Mahcubiyet hissettiğimizi, yoksul olmaktan mahcubiyet duyduğumuzu söyleyemem. Çünkü zengin bir kültürel hayatımız olduğunu biliyorduk. Tahmin edilenden çok daha fazla kitaba erişimimiz vardı. Ay’ın öteki tarafında yaşamıyorduk yani.

Belki de Batılılarla aynı tarzda hareket etmeyi, aynı tarzda giyinmeyi de istemiyorduk. Ancak derin bir farklılık söz konusuydu. Bu farklılık bir bakıma bugün bile bende mevcut. Bence Doğulular bugün beni gördüklerinde, kendileriyle aynı geçmişe sahip biri olduğumu anlayabiliyorlar.

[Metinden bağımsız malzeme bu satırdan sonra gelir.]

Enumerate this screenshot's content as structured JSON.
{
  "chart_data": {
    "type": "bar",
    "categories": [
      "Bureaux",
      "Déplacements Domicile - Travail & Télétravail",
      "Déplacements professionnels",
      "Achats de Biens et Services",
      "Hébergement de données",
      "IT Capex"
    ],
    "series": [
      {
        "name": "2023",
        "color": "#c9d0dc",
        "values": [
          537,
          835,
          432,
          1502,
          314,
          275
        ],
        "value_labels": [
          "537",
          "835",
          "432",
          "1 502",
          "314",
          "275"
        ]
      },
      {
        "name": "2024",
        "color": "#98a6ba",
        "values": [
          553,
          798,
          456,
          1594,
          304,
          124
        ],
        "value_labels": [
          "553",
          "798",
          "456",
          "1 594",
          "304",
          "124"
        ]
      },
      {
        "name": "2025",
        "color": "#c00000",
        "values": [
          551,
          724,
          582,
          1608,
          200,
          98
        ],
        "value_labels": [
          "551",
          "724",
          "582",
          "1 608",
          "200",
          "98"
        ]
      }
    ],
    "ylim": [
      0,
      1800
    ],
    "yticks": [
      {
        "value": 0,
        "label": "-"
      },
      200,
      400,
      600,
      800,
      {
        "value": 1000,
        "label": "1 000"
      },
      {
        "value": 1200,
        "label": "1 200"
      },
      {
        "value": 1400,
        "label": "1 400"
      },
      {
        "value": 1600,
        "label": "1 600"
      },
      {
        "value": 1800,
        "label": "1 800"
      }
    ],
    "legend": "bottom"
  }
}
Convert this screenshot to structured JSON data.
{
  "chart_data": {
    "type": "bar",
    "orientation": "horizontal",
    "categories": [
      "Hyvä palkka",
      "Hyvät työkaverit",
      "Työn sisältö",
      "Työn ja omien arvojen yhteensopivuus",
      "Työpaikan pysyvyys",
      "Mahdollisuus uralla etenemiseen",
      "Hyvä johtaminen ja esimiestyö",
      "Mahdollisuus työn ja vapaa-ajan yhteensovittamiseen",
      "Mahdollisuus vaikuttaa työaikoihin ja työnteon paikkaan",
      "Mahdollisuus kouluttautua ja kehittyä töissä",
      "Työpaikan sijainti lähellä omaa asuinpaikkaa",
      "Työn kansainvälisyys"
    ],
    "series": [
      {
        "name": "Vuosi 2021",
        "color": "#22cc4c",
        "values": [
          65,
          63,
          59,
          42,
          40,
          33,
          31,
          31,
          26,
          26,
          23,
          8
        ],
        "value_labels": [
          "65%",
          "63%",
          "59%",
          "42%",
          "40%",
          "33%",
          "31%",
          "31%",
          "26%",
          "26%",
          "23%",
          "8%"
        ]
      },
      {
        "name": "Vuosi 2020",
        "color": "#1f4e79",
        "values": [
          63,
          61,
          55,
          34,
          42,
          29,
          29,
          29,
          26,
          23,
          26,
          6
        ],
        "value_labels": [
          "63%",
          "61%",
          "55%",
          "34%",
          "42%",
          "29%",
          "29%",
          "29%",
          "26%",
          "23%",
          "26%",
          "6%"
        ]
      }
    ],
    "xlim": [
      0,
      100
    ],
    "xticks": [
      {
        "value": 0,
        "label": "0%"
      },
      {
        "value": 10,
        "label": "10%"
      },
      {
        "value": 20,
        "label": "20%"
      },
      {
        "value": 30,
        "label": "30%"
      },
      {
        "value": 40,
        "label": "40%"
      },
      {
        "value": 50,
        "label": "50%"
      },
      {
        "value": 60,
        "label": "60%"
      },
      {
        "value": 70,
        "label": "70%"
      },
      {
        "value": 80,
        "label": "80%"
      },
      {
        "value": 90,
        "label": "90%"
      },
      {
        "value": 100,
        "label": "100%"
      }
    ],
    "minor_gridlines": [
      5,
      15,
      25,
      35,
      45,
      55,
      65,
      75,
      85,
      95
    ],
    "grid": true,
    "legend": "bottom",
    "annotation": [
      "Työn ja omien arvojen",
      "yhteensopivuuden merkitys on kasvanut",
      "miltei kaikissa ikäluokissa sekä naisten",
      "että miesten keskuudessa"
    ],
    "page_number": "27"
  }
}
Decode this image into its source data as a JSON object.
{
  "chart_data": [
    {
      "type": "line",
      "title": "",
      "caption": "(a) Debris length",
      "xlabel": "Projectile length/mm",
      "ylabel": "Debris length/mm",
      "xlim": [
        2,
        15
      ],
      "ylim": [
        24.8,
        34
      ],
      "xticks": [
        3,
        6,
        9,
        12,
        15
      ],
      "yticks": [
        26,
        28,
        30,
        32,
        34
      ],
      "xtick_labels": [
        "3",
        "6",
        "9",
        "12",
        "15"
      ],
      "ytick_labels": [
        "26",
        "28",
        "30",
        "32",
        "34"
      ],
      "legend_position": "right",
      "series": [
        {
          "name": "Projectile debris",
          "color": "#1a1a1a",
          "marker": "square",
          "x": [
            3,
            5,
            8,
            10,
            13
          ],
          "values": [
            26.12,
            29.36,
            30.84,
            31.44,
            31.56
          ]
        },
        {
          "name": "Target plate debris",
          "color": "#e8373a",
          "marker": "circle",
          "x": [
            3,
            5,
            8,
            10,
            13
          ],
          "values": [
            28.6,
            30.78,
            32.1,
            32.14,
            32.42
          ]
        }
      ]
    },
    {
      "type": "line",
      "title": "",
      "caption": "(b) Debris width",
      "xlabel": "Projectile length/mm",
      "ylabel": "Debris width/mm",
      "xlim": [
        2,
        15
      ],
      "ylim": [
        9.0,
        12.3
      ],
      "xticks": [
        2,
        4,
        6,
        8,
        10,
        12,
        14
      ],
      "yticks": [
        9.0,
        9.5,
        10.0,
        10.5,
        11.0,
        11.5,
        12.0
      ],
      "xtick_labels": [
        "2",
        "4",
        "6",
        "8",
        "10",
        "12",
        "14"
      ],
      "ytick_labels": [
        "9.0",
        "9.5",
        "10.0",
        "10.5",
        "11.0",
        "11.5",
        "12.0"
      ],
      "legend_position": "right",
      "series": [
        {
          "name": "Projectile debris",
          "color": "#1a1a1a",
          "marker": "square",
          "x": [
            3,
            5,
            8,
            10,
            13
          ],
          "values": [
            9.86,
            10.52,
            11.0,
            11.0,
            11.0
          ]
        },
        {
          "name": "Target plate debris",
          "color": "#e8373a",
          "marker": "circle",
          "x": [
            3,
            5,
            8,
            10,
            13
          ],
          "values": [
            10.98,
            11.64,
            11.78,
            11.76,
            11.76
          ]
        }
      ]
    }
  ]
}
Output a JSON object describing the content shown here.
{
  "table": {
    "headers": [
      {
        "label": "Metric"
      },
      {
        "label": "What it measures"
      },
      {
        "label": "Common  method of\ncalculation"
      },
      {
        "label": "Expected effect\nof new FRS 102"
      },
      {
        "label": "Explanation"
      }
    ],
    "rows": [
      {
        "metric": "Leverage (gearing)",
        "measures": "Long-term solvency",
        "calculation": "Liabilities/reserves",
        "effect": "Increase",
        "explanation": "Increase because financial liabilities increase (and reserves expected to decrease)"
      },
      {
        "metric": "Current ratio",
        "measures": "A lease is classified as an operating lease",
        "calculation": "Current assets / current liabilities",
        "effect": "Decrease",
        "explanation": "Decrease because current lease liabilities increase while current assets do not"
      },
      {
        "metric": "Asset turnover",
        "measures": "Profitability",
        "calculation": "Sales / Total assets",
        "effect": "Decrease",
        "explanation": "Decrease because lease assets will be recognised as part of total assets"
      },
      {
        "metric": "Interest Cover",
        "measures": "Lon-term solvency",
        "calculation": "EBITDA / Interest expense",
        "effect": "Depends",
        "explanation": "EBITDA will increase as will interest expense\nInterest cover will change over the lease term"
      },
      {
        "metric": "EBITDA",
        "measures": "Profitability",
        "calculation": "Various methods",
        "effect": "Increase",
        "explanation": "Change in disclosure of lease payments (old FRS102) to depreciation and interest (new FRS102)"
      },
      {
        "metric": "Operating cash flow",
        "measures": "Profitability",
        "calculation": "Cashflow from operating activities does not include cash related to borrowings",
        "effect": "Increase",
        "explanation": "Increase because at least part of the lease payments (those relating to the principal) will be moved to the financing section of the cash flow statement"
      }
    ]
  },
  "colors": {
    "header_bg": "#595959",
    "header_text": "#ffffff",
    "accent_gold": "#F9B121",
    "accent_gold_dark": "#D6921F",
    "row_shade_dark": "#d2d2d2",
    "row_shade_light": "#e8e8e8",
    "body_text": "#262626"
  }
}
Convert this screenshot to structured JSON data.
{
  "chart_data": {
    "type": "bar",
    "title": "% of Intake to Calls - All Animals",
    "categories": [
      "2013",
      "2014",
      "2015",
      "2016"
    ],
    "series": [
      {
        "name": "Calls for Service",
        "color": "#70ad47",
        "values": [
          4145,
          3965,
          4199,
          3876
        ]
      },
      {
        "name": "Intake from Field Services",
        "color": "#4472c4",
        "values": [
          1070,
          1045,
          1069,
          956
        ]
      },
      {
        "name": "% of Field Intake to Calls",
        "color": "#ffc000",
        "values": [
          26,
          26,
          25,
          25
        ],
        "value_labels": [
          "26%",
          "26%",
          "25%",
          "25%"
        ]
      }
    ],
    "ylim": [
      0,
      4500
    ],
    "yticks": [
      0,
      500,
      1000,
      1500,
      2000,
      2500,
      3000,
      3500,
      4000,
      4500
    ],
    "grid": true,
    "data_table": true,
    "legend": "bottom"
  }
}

Kitaplarınız bize Doğudaki entelektüel, renkli ve gerçek hayata açılan bir pencere sunuyor. Kairos’ta, Batı Berlinlilerin Doğu’yu tarif etmek için “gri” kelimesini kullandıklarını söylediğiniz cümleyi de çok seviyorum. Şehrin büyük neon ışıkları, reklam panoları olmayan bölümünden “gri” diye söz ediyorlar.

Oysa sizin için şehir o kadar da “gri” değildi, öyle değil mi?

Adeta karanlıkta fotoğraf çekerken, kameranın karanlıktaki her şeyi görmesi için biraz beklemenize benziyor bu. Bize gri görünmüyordu her şey. Hatta arada yeşil renk de vardı biraz! Fakat o yeşillik kısa süre sonra büyük reklam panolarıyla kapandı. Şehirde sadece çimenlikten ibaret olan yerleri artık göremez oldunuz.

Ben bir bakıma çürümeyi görmenin daha sahici bir şey olduğunu düşünüyorum. Çürüyen binaları, savaşın izlerini…

Savaşın izleri Doğu Berlin’de, Batı Berlin’de olduğundan çok daha belirgindi. Bunları görmeye alışkın olmanın yanı sıra, bunlar beni tarihte olup bitenler hakkında düşündürürdü de. Farkında olmamı sağlardı.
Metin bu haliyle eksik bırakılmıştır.